Losing shared media experience – Sure there is still messaging and programming that is widely shared. I mean, if millions of people watch the same YouTube video, we all have something in common. But overall the odds are simply against it. When there was more limited television, chances were that a lot of people in the office watched the same show the night before, and it would be the talk of the lunch room and the water cooler. When there were fewer books and fewer music options, chances were that a big portion of a campus might be reading the same book or listening to the same music.
Everything works against this happening now, and ever happening again. Media are multiplied and diffracted, so bit by bit people are pulled into one special interest or another. This enables people to find narrower communities where they can pursue those interests more intensively than ever. But there is a quality to broadly shared experience that can’t be replaced.
Losing buried great works – When media messages proliferate, you have an upside down pyramid. What was produced earlier simply gets buried under the what of now: the latest books, the latest music, the latest movies, etc. On top of that, there’s a natural inclination in fast-changing times to treat the “old stuff” as, well, old stuff, and inherently less worthy of your attention. This isn’t right or wrong, just the way things are.
This week’s Newsweek has a cover feature on What to Read Now. I was pleased to see a news magazine devoted to books (though events forced the books to share space with Michael Jackson), and to see that the suggested books covered four centuries. (The No. 1 choice for what to read now, by the way, is Anthony Trollope’s 1875 British satirical novel The Way We Live Now.)

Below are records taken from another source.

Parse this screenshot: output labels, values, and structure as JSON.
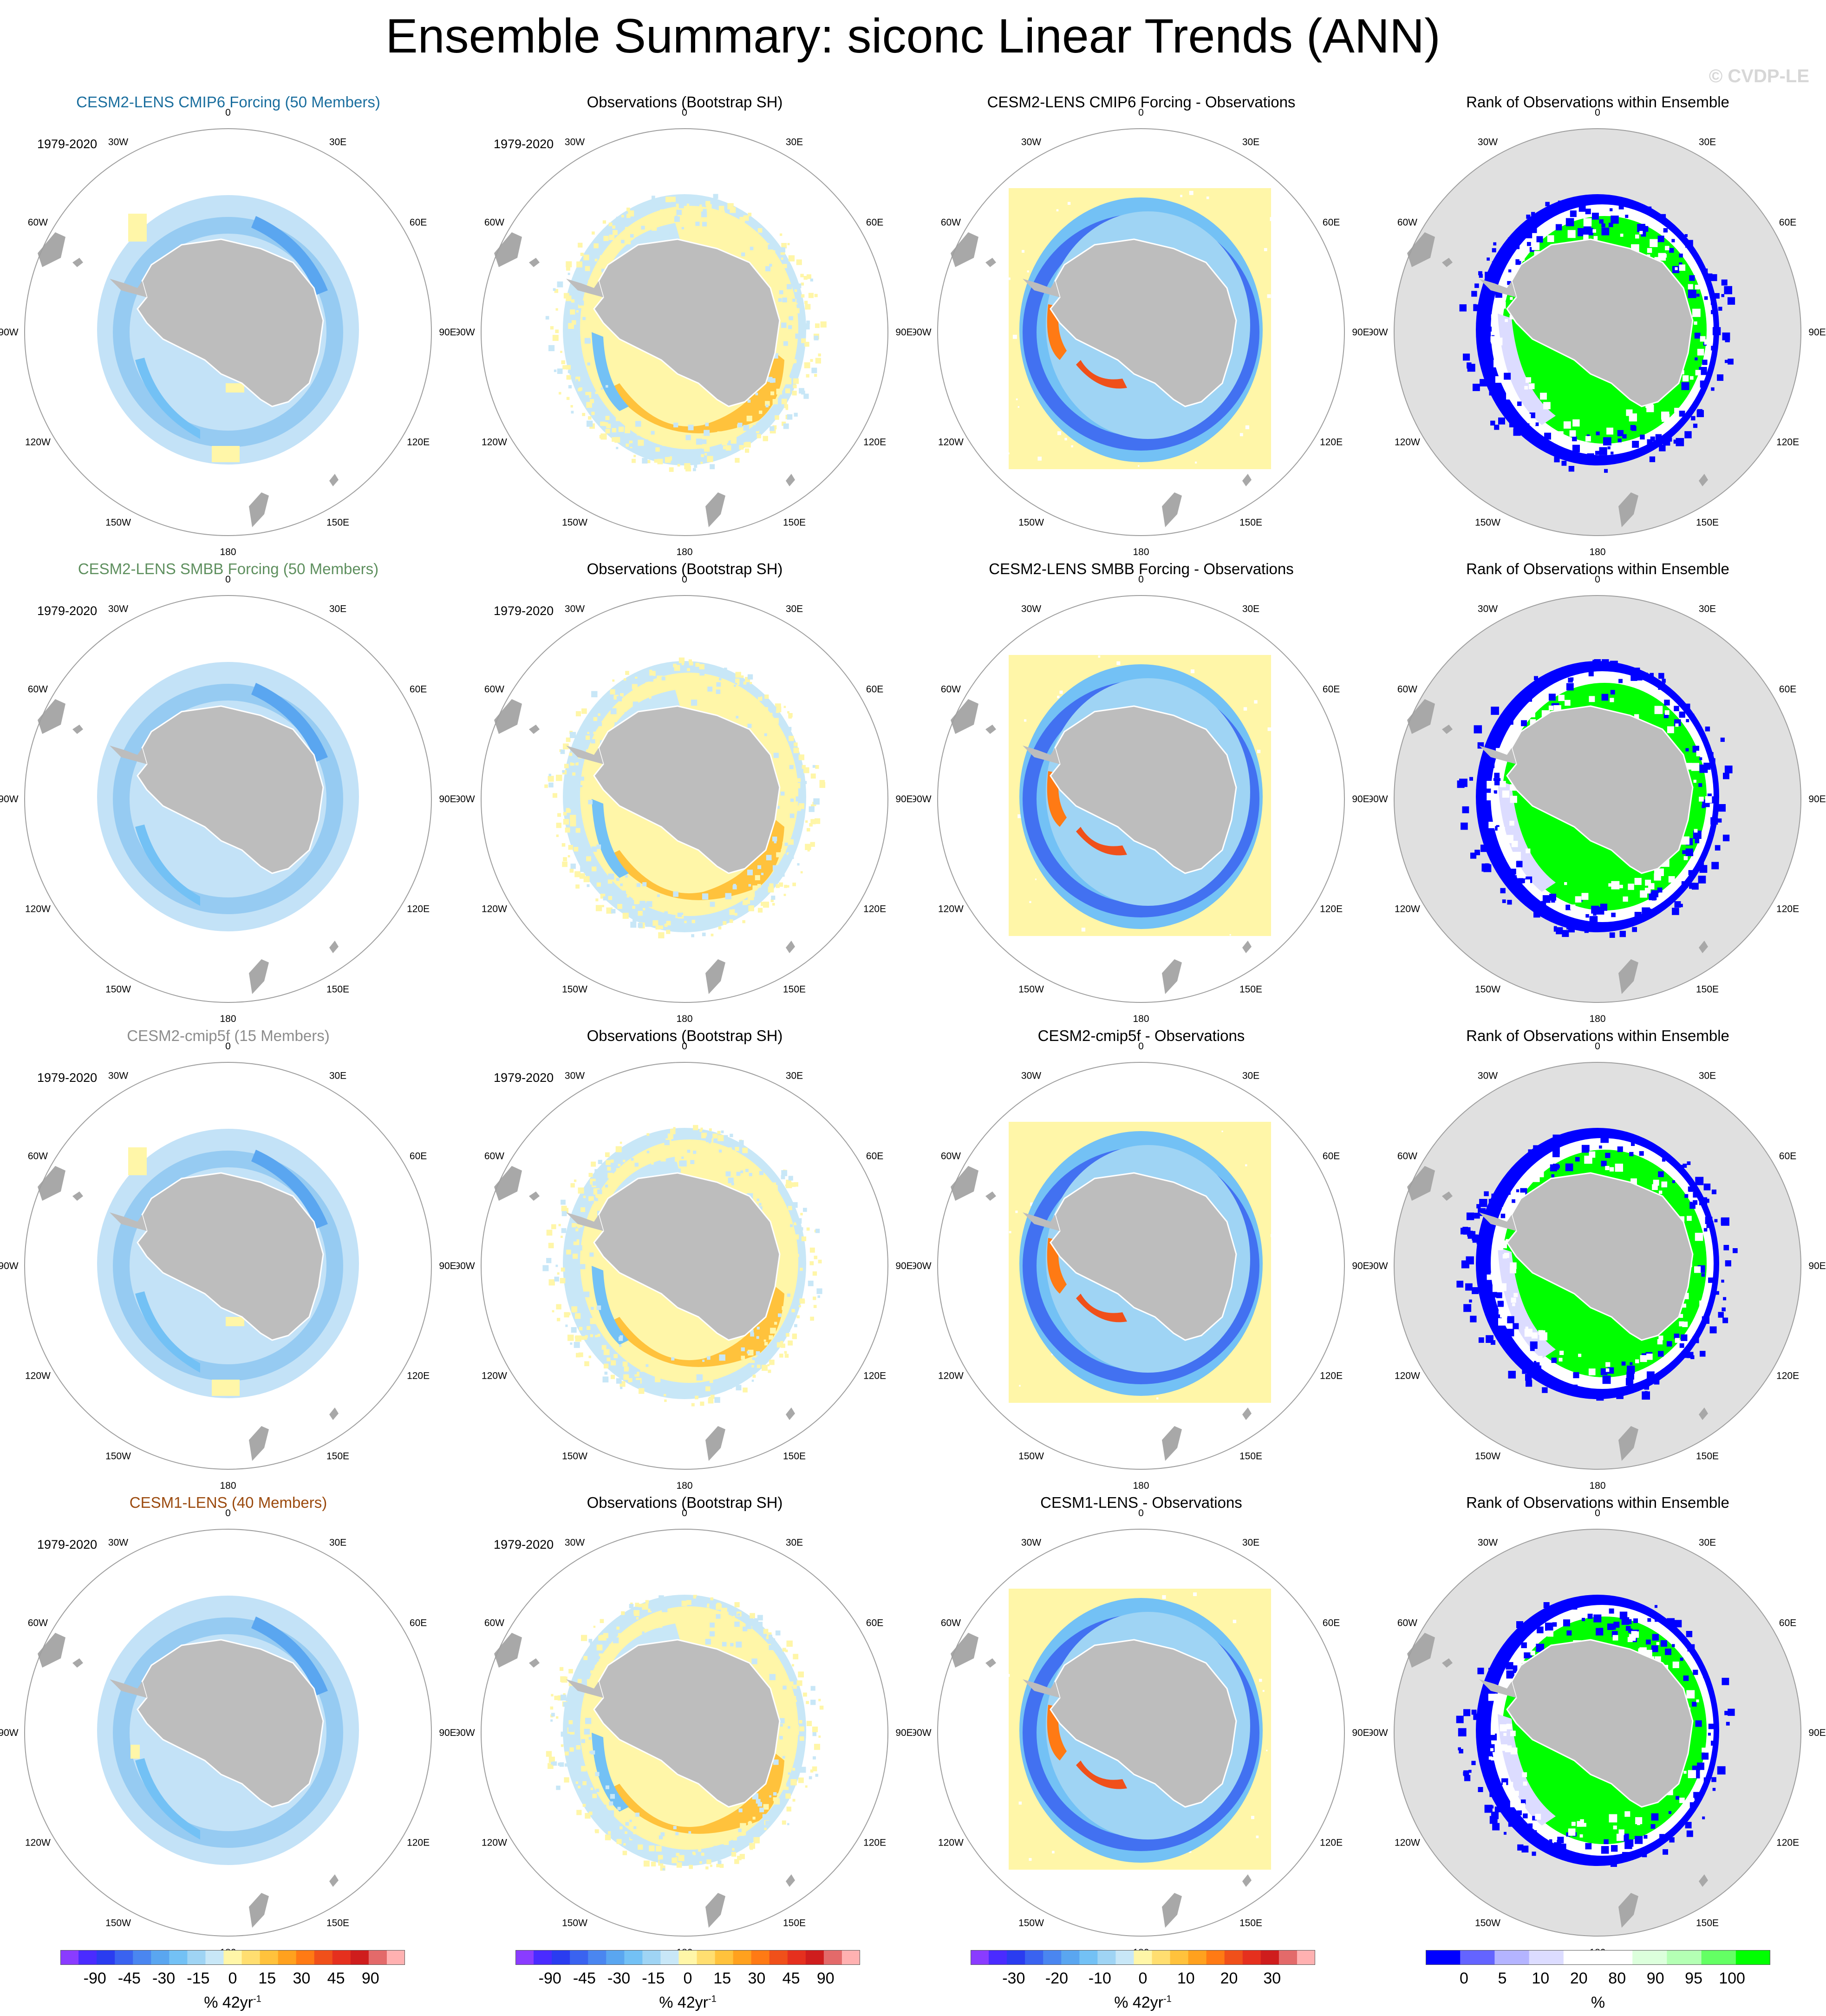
{
  "title": "Ensemble Summary: siconc Linear Trends (ANN)",
  "watermark": "© CVDP-LE",
  "rows": [
    {
      "model": "CESM2-LENS CMIP6 Forcing (50 Members)",
      "model_color": "#1a6e9e",
      "obs": "Observations (Bootstrap SH)",
      "diff": "CESM2-LENS CMIP6 Forcing - Observations",
      "rank": "Rank of Observations within Ensemble",
      "period": "1979-2020"
    },
    {
      "model": "CESM2-LENS SMBB Forcing (50 Members)",
      "model_color": "#5e8f5e",
      "obs": "Observations (Bootstrap SH)",
      "diff": "CESM2-LENS SMBB Forcing - Observations",
      "rank": "Rank of Observations within Ensemble",
      "period": "1979-2020"
    },
    {
      "model": "CESM2-cmip5f (15 Members)",
      "model_color": "#8c8c8c",
      "obs": "Observations (Bootstrap SH)",
      "diff": "CESM2-cmip5f - Observations",
      "rank": "Rank of Observations within Ensemble",
      "period": "1979-2020"
    },
    {
      "model": "CESM1-LENS (40 Members)",
      "model_color": "#9b4a0e",
      "obs": "Observations (Bootstrap SH)",
      "diff": "CESM1-LENS - Observations",
      "rank": "Rank of Observations within Ensemble",
      "period": "1979-2020"
    }
  ],
  "longitude_labels": [
    "0",
    "30E",
    "60E",
    "90E",
    "120E",
    "150E",
    "180",
    "150W",
    "120W",
    "90W",
    "60W",
    "30W"
  ],
  "colorbars": [
    {
      "unit": "% 42yr",
      "unit_sup": "-1",
      "labels": [
        "-90",
        "-45",
        "-30",
        "-15",
        "0",
        "15",
        "30",
        "45",
        "90"
      ],
      "colors": [
        "#8a3cff",
        "#4a2bff",
        "#2a3cf0",
        "#3a63f0",
        "#4a86f0",
        "#5aa6f0",
        "#73c1f5",
        "#9fd4f4",
        "#c8e7f7",
        "#fff6a8",
        "#ffde70",
        "#ffc23c",
        "#ffa11e",
        "#ff7a14",
        "#f0501a",
        "#e5301e",
        "#cf1d1d",
        "#e36a6a",
        "#ffb1b1"
      ]
    },
    {
      "unit": "% 42yr",
      "unit_sup": "-1",
      "labels": [
        "-90",
        "-45",
        "-30",
        "-15",
        "0",
        "15",
        "30",
        "45",
        "90"
      ],
      "colors": [
        "#8a3cff",
        "#4a2bff",
        "#2a3cf0",
        "#3a63f0",
        "#4a86f0",
        "#5aa6f0",
        "#73c1f5",
        "#9fd4f4",
        "#c8e7f7",
        "#fff6a8",
        "#ffde70",
        "#ffc23c",
        "#ffa11e",
        "#ff7a14",
        "#f0501a",
        "#e5301e",
        "#cf1d1d",
        "#e36a6a",
        "#ffb1b1"
      ]
    },
    {
      "unit": "% 42yr",
      "unit_sup": "-1",
      "labels": [
        "-30",
        "-20",
        "-10",
        "0",
        "10",
        "20",
        "30"
      ],
      "colors": [
        "#8a3cff",
        "#4a2bff",
        "#2a3cf0",
        "#3a63f0",
        "#4a86f0",
        "#5aa6f0",
        "#73c1f5",
        "#9fd4f4",
        "#c8e7f7",
        "#fff6a8",
        "#ffde70",
        "#ffc23c",
        "#ffa11e",
        "#ff7a14",
        "#f0501a",
        "#e5301e",
        "#cf1d1d",
        "#e36a6a",
        "#ffb1b1"
      ]
    },
    {
      "unit": "%",
      "unit_sup": "",
      "labels": [
        "0",
        "5",
        "10",
        "20",
        "80",
        "90",
        "95",
        "100"
      ],
      "colors": [
        "#0000ff",
        "#6464ff",
        "#b4b4ff",
        "#dcdcff",
        "#ffffff",
        "#ffffff",
        "#dcffdc",
        "#b4ffb4",
        "#64ff64",
        "#00ff00"
      ]
    }
  ],
  "chart_data": {
    "type": "heatmap",
    "title": "Ensemble Summary: siconc Linear Trends (ANN)",
    "projection": "south polar stereographic",
    "period": "1979-2020",
    "columns": [
      "ensemble mean trend",
      "observations",
      "ensemble minus observations",
      "rank of observations within ensemble"
    ],
    "trend_units": "% 42yr-1",
    "trend_contour_levels": [
      -90,
      -45,
      -30,
      -15,
      0,
      15,
      30,
      45,
      90
    ],
    "difference_contour_levels": [
      -30,
      -20,
      -10,
      0,
      10,
      20,
      30
    ],
    "rank_levels_percent": [
      0,
      5,
      10,
      20,
      80,
      90,
      95,
      100
    ],
    "panels": [
      {
        "row": 1,
        "model": "CESM2-LENS CMIP6 Forcing (50 Members)",
        "members": 50
      },
      {
        "row": 2,
        "model": "CESM2-LENS SMBB Forcing (50 Members)",
        "members": 50
      },
      {
        "row": 3,
        "model": "CESM2-cmip5f (15 Members)",
        "members": 15
      },
      {
        "row": 4,
        "model": "CESM1-LENS (40 Members)",
        "members": 40
      }
    ],
    "observations": "Bootstrap SH"
  }
}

Newsweek explains its criteria:
The fact is, no one needs another best-of list telling you how great The Great Gatsby is. What we do need, in a world with precious little time to read (and think), is to know which books—new or old, fiction or nonfiction—open a window on the times we live in, whether they deal directly with the issues of today or simply help us see ourselves in new and surprising ways. Which is why we’d like you to sit down with Anthony Trollope, and these 49 other remarkably trenchant voices.

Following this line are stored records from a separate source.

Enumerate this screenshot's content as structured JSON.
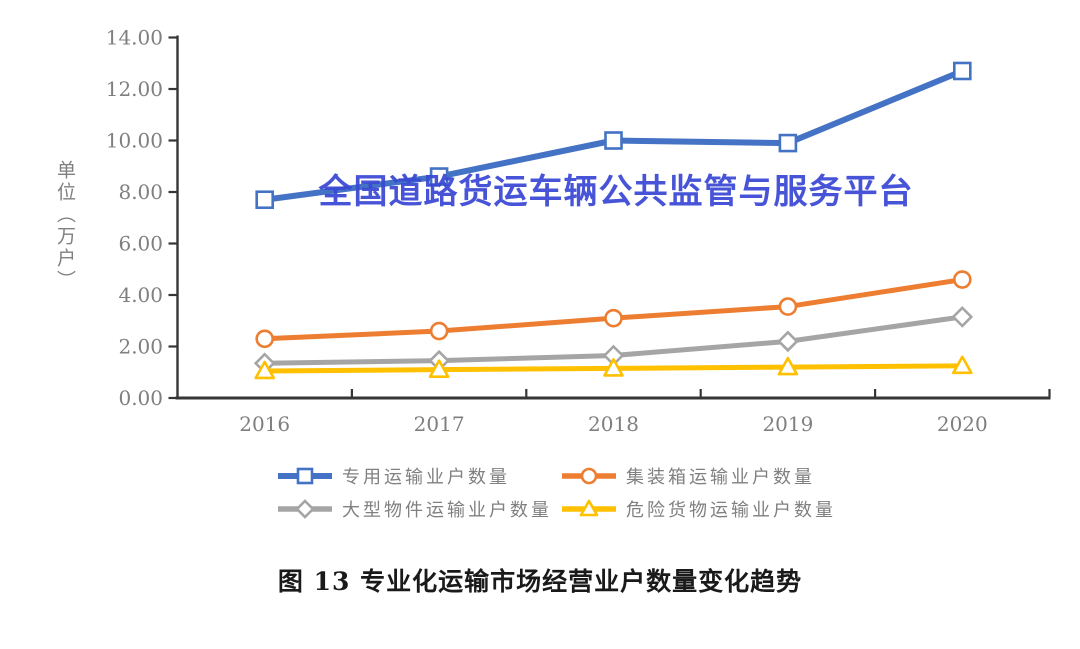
{
  "watermark": "全国道路货运车辆公共监管与服务平台",
  "caption": "图 13 专业化运输市场经营业户数量变化趋势",
  "chart_data": {
    "type": "line",
    "title": "",
    "categories": [
      "2016",
      "2017",
      "2018",
      "2019",
      "2020"
    ],
    "series": [
      {
        "name": "专用运输业户数量",
        "marker": "square",
        "color": "#4472C4",
        "values": [
          7.7,
          8.6,
          10.0,
          9.9,
          12.7
        ]
      },
      {
        "name": "集装箱运输业户数量",
        "marker": "circle",
        "color": "#ED7D31",
        "values": [
          2.3,
          2.6,
          3.1,
          3.55,
          4.6
        ]
      },
      {
        "name": "大型物件运输业户数量",
        "marker": "diamond",
        "color": "#A5A5A5",
        "values": [
          1.35,
          1.45,
          1.65,
          2.2,
          3.15
        ]
      },
      {
        "name": "危险货物运输业户数量",
        "marker": "triangle",
        "color": "#FFC000",
        "values": [
          1.05,
          1.1,
          1.15,
          1.2,
          1.25
        ]
      }
    ],
    "xlabel": "",
    "ylabel": "单位（万户）",
    "ylim": [
      0,
      14
    ],
    "ytick_step": 2,
    "ytick_format": "two-decimals",
    "grid": false,
    "legend_position": "bottom"
  },
  "colors": {
    "axis": "#363636",
    "tick_label": "#7F7F7F",
    "legend_text": "#808080",
    "watermark": "#3A48D4",
    "caption": "#1A1A1A",
    "marker_fill": "#FFFFFF",
    "background": "#FFFFFF"
  }
}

Well, I am glad Newsweek is helping to unearth buried treasure. But there’s seems a bit of “it’s good for you” medicine and work in their explanation. (I’ve never read the Trollope book, and as remarkably trenchant as it might be, I’m not sure I’m ready for its 800 19th century pages.) When I show off older books or music or movies that I want to keep current with newer readers/listeners/viewers, it’s love and enjoy I’m trying to get to. When I discovered that there’s now a generations or more who don’t read Kurt Vonnegut, it’s not that I want them to read Slaughterhouse Five just because it is one of the 100 Best English-language Novels Since 1923, according to Time. And it’s not because there was a time that almost everyone I knew read Kurt Vonnegut, giving us a literary lingua franca that we still share today, even if we don’t talk about it. It’s because it’s a strangely funny and enjoyable story of horror, of coming unstuck in time, that isn’t told anywhere else by anyone else in just this way. One of many examples why we can’t let the good stuff get lost at the bottom of the pile.